Die Wirtschaftsrepräsentanz des Landes Baden-Württemberg in Brasilien steht baden-württembergischen Unternehmen mit Rat und Tat zur Seite, um den Markteinstieg zu erleichtern und Partnerschaften zu fördern: https://www.bw-weltweit.de/brasilien.

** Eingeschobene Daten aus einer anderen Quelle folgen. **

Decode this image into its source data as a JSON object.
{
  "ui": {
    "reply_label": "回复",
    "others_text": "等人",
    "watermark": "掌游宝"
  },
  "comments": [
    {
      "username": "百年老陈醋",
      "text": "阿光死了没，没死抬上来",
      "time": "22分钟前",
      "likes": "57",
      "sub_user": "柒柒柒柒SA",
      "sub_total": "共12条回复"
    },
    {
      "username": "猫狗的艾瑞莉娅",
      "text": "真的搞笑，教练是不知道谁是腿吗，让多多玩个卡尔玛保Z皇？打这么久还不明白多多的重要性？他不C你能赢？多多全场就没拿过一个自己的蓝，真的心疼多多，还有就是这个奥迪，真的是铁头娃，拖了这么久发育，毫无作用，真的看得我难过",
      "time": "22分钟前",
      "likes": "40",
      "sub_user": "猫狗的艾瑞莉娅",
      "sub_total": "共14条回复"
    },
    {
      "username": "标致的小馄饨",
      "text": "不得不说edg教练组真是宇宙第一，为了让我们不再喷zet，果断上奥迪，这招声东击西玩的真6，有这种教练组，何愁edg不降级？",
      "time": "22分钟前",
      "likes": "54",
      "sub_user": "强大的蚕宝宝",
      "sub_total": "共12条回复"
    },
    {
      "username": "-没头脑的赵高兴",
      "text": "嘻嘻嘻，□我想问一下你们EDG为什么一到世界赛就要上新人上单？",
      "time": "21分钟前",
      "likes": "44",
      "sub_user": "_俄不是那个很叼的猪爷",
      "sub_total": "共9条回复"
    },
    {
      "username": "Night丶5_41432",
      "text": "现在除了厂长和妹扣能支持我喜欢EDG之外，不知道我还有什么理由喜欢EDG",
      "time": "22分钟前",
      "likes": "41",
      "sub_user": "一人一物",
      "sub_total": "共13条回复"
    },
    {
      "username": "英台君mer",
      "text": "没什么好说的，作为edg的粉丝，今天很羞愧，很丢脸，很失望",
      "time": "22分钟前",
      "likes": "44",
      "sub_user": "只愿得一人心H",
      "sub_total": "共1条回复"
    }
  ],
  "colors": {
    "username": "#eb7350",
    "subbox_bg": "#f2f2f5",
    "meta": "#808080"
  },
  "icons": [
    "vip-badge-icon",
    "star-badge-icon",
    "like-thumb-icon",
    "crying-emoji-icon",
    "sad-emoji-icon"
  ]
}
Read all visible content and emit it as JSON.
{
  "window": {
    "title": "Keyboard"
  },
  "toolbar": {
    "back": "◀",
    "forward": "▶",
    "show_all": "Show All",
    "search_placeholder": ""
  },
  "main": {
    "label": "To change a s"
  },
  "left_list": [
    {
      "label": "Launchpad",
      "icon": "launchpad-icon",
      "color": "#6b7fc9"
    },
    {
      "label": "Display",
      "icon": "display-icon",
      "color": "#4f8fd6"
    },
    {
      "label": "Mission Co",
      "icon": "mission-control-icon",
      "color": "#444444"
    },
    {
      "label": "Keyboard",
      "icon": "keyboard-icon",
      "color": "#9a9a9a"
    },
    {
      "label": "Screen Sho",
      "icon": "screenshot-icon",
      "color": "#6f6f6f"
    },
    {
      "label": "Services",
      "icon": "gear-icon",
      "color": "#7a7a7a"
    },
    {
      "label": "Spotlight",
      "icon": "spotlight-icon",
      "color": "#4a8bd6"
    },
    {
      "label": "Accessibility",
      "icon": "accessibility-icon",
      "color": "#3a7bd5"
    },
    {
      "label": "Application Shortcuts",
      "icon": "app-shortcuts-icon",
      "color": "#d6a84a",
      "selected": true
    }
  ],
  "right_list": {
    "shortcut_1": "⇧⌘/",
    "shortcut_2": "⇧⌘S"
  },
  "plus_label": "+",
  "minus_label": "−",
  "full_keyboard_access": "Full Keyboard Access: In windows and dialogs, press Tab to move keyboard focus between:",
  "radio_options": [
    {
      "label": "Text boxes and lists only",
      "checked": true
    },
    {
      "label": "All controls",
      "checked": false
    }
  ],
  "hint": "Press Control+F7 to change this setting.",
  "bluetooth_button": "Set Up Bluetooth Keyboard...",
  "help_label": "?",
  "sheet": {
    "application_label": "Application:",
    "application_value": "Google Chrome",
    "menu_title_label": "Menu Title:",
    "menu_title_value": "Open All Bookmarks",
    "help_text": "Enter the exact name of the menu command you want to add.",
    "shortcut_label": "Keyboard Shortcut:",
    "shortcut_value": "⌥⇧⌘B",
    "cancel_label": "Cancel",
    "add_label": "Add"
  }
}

Reiner Valier, Lateinamerikaexperte im Ministerium für Wirtschaft, Arbeit und Tourismus Baden-Württemberg, ergänzt: „Schon heute bergen die Märkte der Mercosur-Staaten ungemeine Potenziale für unsere Unternehmen. Mit dem im Dezember unterzeichneten EU-Mercosur-Abkommen werden nicht nur verlässliche Rahmenbedingungen geschaffen und die Investitionsmöglichkeiten vereinfacht, sondern auch eine der größten Freihandelszonen der Welt geschaffen, die einen Markt mit 718 Millionen Verbrauchern und fast 25 Prozent des weltweiten BIP umfasst. Mit Blick auf die sich stark verändernden Handelsströme ist es besonders wichtig, sich jetzt mit Südamerika zu befassen. Besonders in den Bereichen Agrarwirtschaft und Smart Farming bieten beide Länder enormes Potenzial: Mit ihrer starken landwirtschaftlichen Tradition, technologischer Innovation und nachhaltigen Produktionsmethoden können Unternehmen frühzeitig strategische Partnerschaften schließen und Vorteile in zwei der dynamischsten Wirtschaften Südamerikas sichern.“

Was, wenn das Abkommens scheitert?

„Die Konsequenz ist, dass Chancen ungenutzt bleiben, da die Zölle unverändert bleiben und sich am Status quo nichts ändert. Für deutsche Unternehmen würde der Export nach Lateinamerika weiterhin einen hohen Mehraufwand bedeuten“, sagt Potowski, und ergänzt: „Stattdessen könnte Mercosur dann Freihandelsabkommen mit China, der Türkei und Russland oder alternativ mit einzelnen Ländern der EU unterzeichnen.“ China ist bereits jetzt der wichtigste Handelspartner für die Mercosur-Staaten.

 

Wie geht es weiter?

Einige EU-Länder wie Frankreich, Polen und Österreich lehnen das Abkommen ab. Sie sehen die eigene Landwirtschaft durch billige Waren aus Südamerika gefährdet. Aber „jedes Abkommen hat Gewinner und Verlierer. Das lässt sich nicht vermeiden. Hier geht es jedoch um Tausende Unternehmen, den Abbau von Zöllen und Einsparungen in Milliardenhöhe“, so Potowski. Die Bundesregierung setzt sich auf EU-Ebene für eine rasche Umsetzung des Abkommens ein. In den kommenden Monaten werden die vereinbarten Vertragstexte juristisch geprüft und anschließend dem Rat der Europäischen Union und dem Europäischen Parlament zur Zustimmung vorgelegt.